The NATO uses the Service-Oriented Architecture and Identity Access Management (SOA & IdM) platform to manage the Polaris program. It is classified as secret, as it is used to handle multiple critical functions within the program.
Hackers claimed that they were able to hack Everis, a NATO’s contractor, and then breach the SOA & IdM to extract sensitive data from the platform.
In 2020, Everis was awarded a contract valued at 10.4 million EUR by the NATO Communications and Information (NCI) Agency to develop a platform for business applications management.
“The Platform developed through this contract will ensure that business applications and services across the NATO ecosystem can efficiently and effectively respond to NATO’s operational needs,” said Pierre Pradier, Chief of Core Enterprise Services at the NCI Agency.
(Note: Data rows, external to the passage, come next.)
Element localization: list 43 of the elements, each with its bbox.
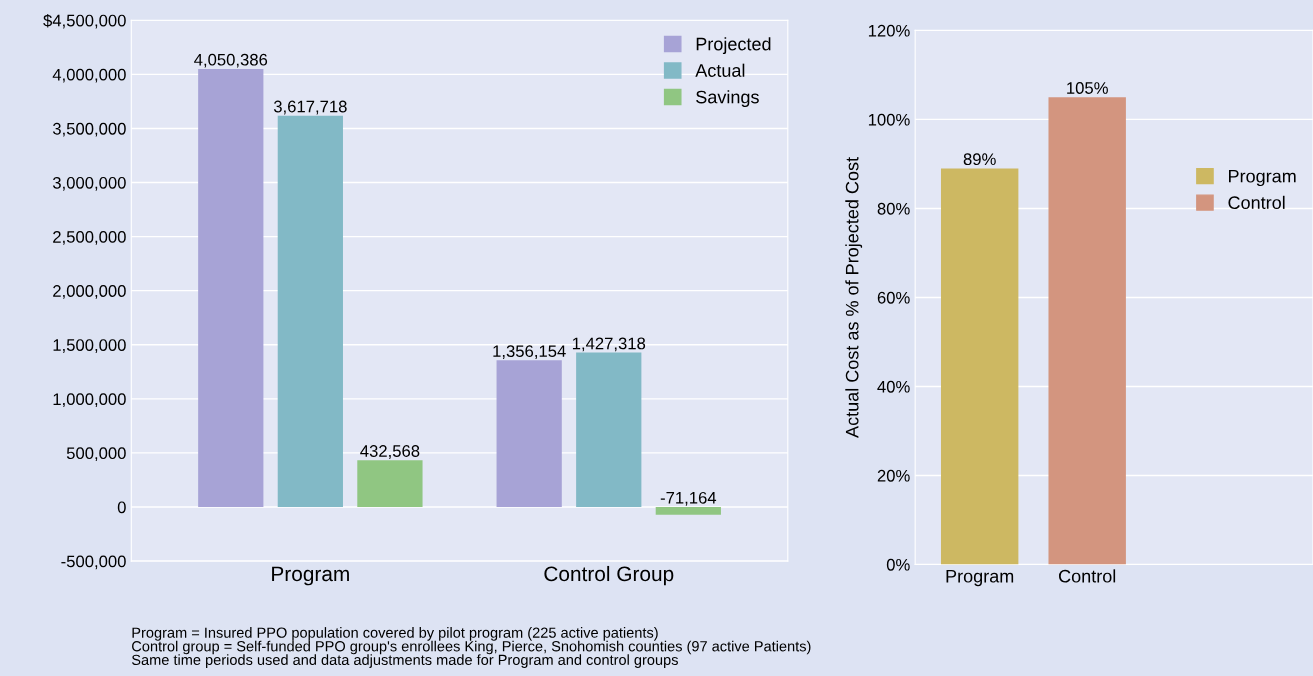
y-tick-label: 20%	[877, 469, 910, 482]
y-tick-label: 2,500,000	[53, 231, 126, 245]
legend-label: Savings	[696, 90, 759, 107]
data-label: 105%	[1067, 82, 1108, 94]
y-tick-label: 500,000	[66, 447, 126, 462]
y-tick-label: 0	[117, 501, 126, 514]
legend-label: Projected	[696, 37, 771, 54]
data-label: -71,164	[660, 491, 717, 506]
y-tick-label: 120%	[868, 24, 910, 37]
legend-label: Actual	[695, 63, 745, 77]
bar	[277, 115, 343, 507]
bar	[496, 360, 562, 507]
legend-label: Program	[1229, 169, 1296, 187]
data-label: 1,356,154	[493, 345, 566, 359]
y-tick-label: 40%	[877, 380, 910, 393]
y-tick-label: 2,000,000	[53, 285, 126, 299]
data-label: 432,568	[360, 445, 420, 459]
bar	[357, 460, 423, 507]
x-tick-label: Control Group	[544, 565, 674, 586]
bar	[198, 68, 264, 507]
x-tick-label: Control	[1059, 569, 1116, 583]
y-tick-label: 1,000,000	[53, 393, 126, 408]
data-label: 4,050,386	[194, 53, 268, 68]
y-tick-label: $4,500,000	[43, 13, 126, 29]
x-tick-label: Program	[946, 569, 1014, 587]
y-tick-label: 0%	[886, 558, 910, 571]
data-label: 3,617,718	[273, 100, 347, 115]
text: Program = Insured PPO population covered by pilot program (225 active patients) Control group = Self-funded PPO group's enrollees King, Pierce, Snohomish counties (97 active Patients) Same time periods used and data adjustments made for Program and control groups	[131, 627, 811, 668]
legend-label: Control	[1228, 195, 1285, 210]
y-tick-label: 80%	[877, 202, 910, 215]
x-tick-label: Program	[272, 566, 349, 586]
y-tick-label: -500,000	[61, 555, 126, 570]
y-axis-title: Actual Cost as % of Projected Cost	[845, 157, 863, 438]
data-label: 89%	[963, 153, 996, 166]
data-label: 1,427,318	[572, 337, 646, 352]
y-tick-label: 4,000,000	[52, 68, 126, 83]
y-tick-label: 60%	[877, 291, 910, 304]
y-tick-label: 1,500,000	[53, 339, 126, 353]
y-tick-label: 3,000,000	[52, 176, 126, 191]
y-tick-label: 100%	[868, 113, 910, 126]
bar	[655, 507, 721, 515]
y-tick-label: 3,500,000	[52, 122, 126, 137]
bar	[576, 352, 642, 507]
The Polaris platform is a part of NATO’s information management system and classified as secret by the military alliance. It is used to provide a centralized view for all the alliance’s security, integration, and hosting information management.
To steal the data, cybercriminals planted a backdoor. After the hackers extracted sensitive data from the platform, they tried to blackmail Everis. They then made jokes about sending the secret data to the Russian intelligence services.
Paul Howland, the Program Officer of Polaris, said that the project has the potential to transform how NATO operates in the future.
“This project has the potential to be a game-changer in how NATO will develop and deploy its operational services in the future. It will drive innovation and reduce costs. Operational by ensuring a much greater reuse of deployed capacities”.
The hackers who attacked the NATO platform said they were initially unaware of the vulnerability that they later exploited. Initially, they were after Everis’ corporate data in Latin America. Then they found out the NATO’s platform was among the subsidiaries of Everis. As a result, the hackers managed to steal data related to drones and military systems.
The hackers justified their actions by saying that the Polaris program was not “for peace on Earth and in the cyber world.”
The hackers demanded Everis to pay a ransom of XMR 14,500 for not associating their company with the LATAM Airlines data breach and not disclosing any data from the NATO breach.